T HE C ADILLAC WOVE THROUGH EVENING TRAFFIC AND DREW TO A halt in front of the church. Slowly, Chris climbed into the back seat and sank into the soft leather. The car belonged to him, the driver one of four domestic aides he employed.
He lived in southwest Atlanta simply because Hamilton Lee and Larry Hughes lived toward the northeast, his home a three-story neoclassical mansion built to reflect a love of things Italian.
He’d modeled it after country estates visited in Tuscany, the main house perched among ten lush acres surrounded by sycamore trees and an eight-foot-high brick wall topped by sharpened wrought iron.
He’d incorporated all the required amenities.
A halo-shaped swimming pool, fountains adorned with Roman statues, and a beautifully manicured Italian garden that had won four Coweta County Garden Club awards.
He possessed no immediate family, his closest relatives a few nieces and nephews he rarely heard from.
Most people were nothing but passing acquaintances.
Occasionally a friendship would mature, none ever reaching the point of being close, though.
Only Nancy. They’d been together a long time.
He trusted her. Probably even loved her.
But he could never do anything about it.
How could he?
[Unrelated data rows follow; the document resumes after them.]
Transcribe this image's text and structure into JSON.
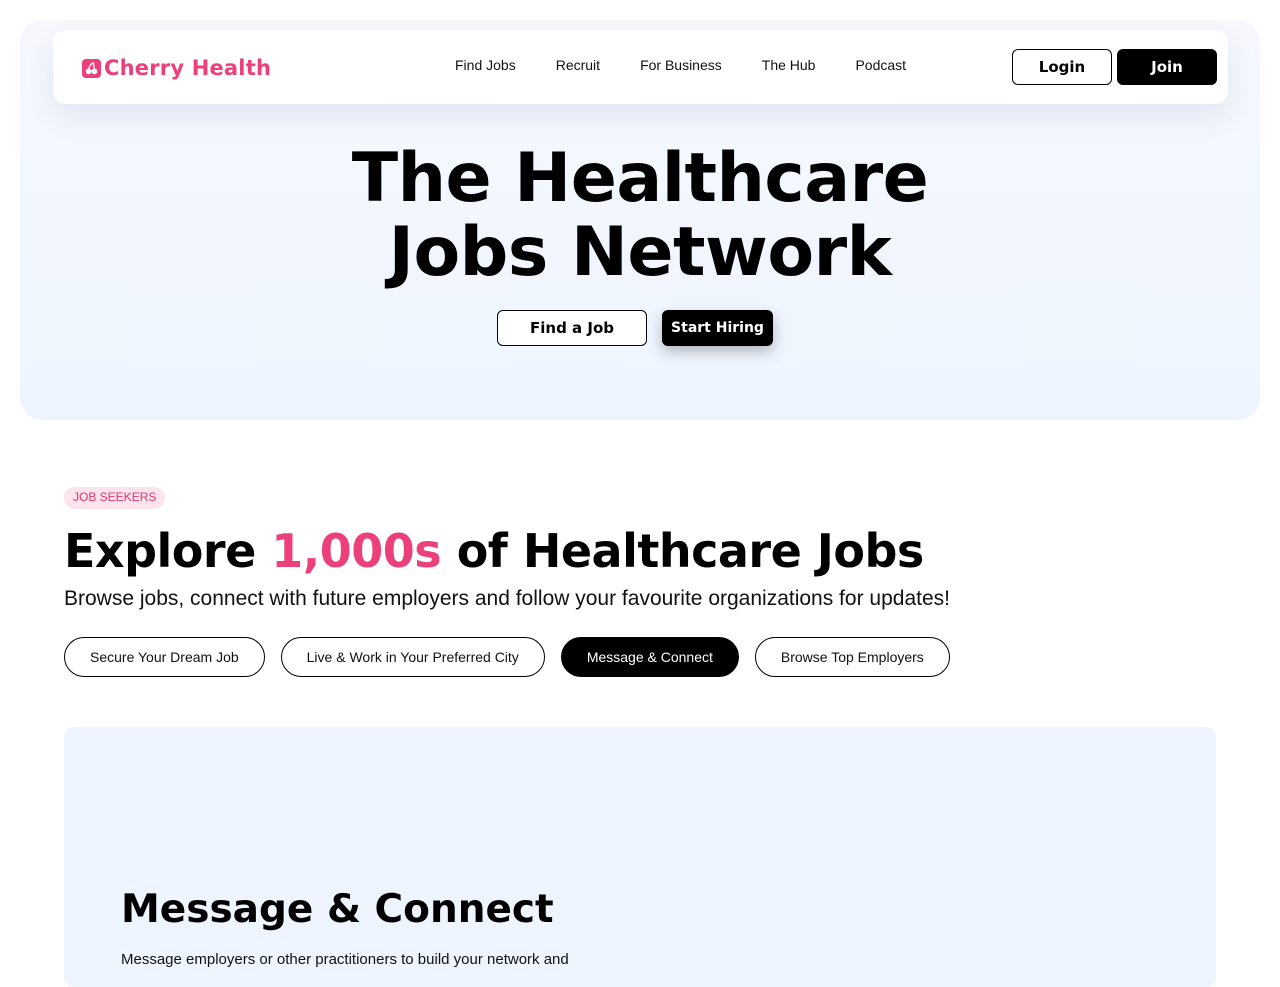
{
  "brand": {
    "name": "Cherry Health",
    "accent_color": "#ec407a",
    "logo_icon": "cherry-icon"
  },
  "nav": {
    "links": [
      "Find Jobs",
      "Recruit",
      "For Business",
      "The Hub",
      "Podcast"
    ],
    "login_label": "Login",
    "join_label": "Join"
  },
  "hero": {
    "title_line1": "The Healthcare",
    "title_line2": "Jobs Network",
    "find_job_label": "Find a Job",
    "start_hiring_label": "Start Hiring"
  },
  "job_seekers": {
    "badge": "JOB SEEKERS",
    "title_prefix": "Explore ",
    "title_accent": "1,000s",
    "title_suffix": " of Healthcare Jobs",
    "subtitle": "Browse jobs, connect with future employers and follow your favourite organizations for updates!",
    "tabs": [
      {
        "label": "Secure Your Dream Job",
        "active": false
      },
      {
        "label": "Live & Work in Your Preferred City",
        "active": false
      },
      {
        "label": "Message & Connect",
        "active": true
      },
      {
        "label": "Browse Top Employers",
        "active": false
      }
    ]
  },
  "feature": {
    "title": "Message & Connect",
    "text": "Message employers or other practitioners to build your network and"
  }
}
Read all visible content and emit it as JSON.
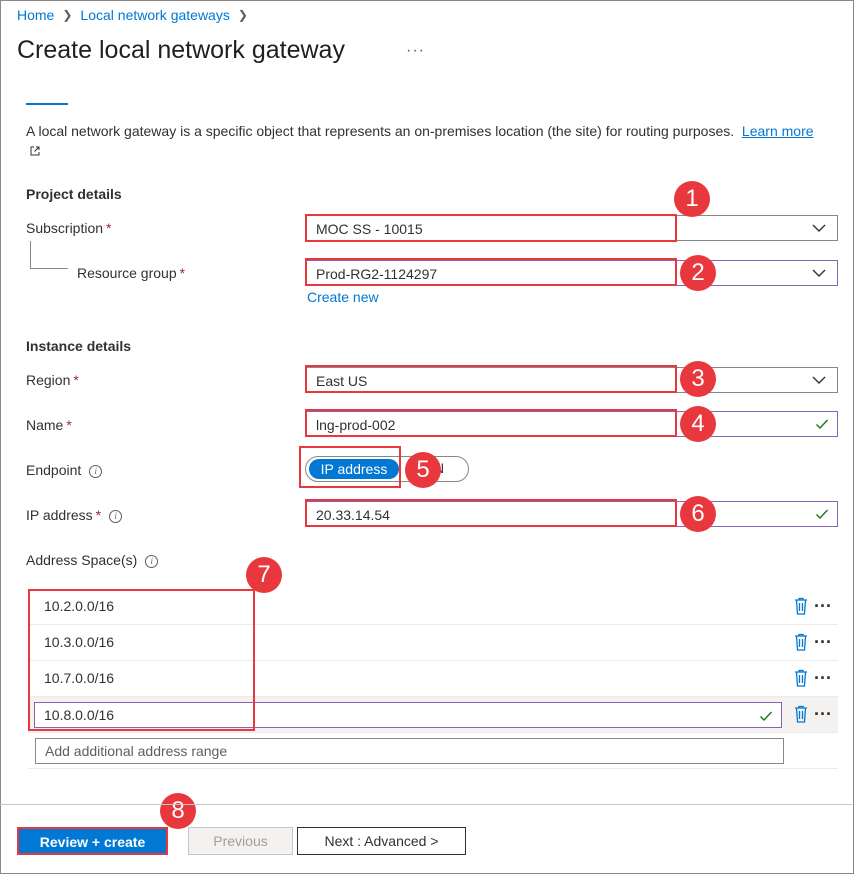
{
  "breadcrumb": {
    "items": [
      "Home",
      "Local network gateways"
    ]
  },
  "page": {
    "title": "Create local network gateway",
    "more_icon": "ellipsis-icon",
    "description": "A local network gateway is a specific object that represents an on-premises location (the site) for routing purposes.",
    "learn_more": "Learn more"
  },
  "project": {
    "heading": "Project details",
    "subscription_label": "Subscription",
    "subscription_value": "MOC SS - 10015",
    "resource_group_label": "Resource group",
    "resource_group_value": "Prod-RG2-1124297",
    "create_new": "Create new"
  },
  "instance": {
    "heading": "Instance details",
    "region_label": "Region",
    "region_value": "East US",
    "name_label": "Name",
    "name_value": "lng-prod-002",
    "endpoint_label": "Endpoint",
    "endpoint_on": "IP address",
    "endpoint_off": "N",
    "ip_label": "IP address",
    "ip_value": "20.33.14.54",
    "address_space_label": "Address Space(s)"
  },
  "address_spaces": [
    "10.2.0.0/16",
    "10.3.0.0/16",
    "10.7.0.0/16",
    "10.8.0.0/16"
  ],
  "address_placeholder": "Add additional address range",
  "required_mark": "*",
  "callouts": [
    "1",
    "2",
    "3",
    "4",
    "5",
    "6",
    "7",
    "8"
  ],
  "footer": {
    "review_create": "Review + create",
    "previous": "Previous",
    "next": "Next : Advanced >"
  },
  "colors": {
    "accent": "#0078d4",
    "callout": "#e8373d",
    "valid": "#107c10",
    "required": "#a4262c"
  }
}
Bad enough he lived with the knowledge of his evil ways, no way he could involve anyone else.
Instead, he opted for the solitude of his own thoughts and the occasional adulation others provided.
He maintained a reputation as a respected member of the chamber of commerce, past Rotarian, longtime Mason, and active church member.
Since he controlled Southern Republic’s purse strings he was the contact point for countless charities.
He gave yearly to the Heart Association, Cancer Society, and Juvenile Diabetes Research Foundation.
His picture regularly appeared in newspapers, brochures, and magazines handing out check after check. All part of his crafted facade.
In reality, though, he was simply a cold-blooded killer.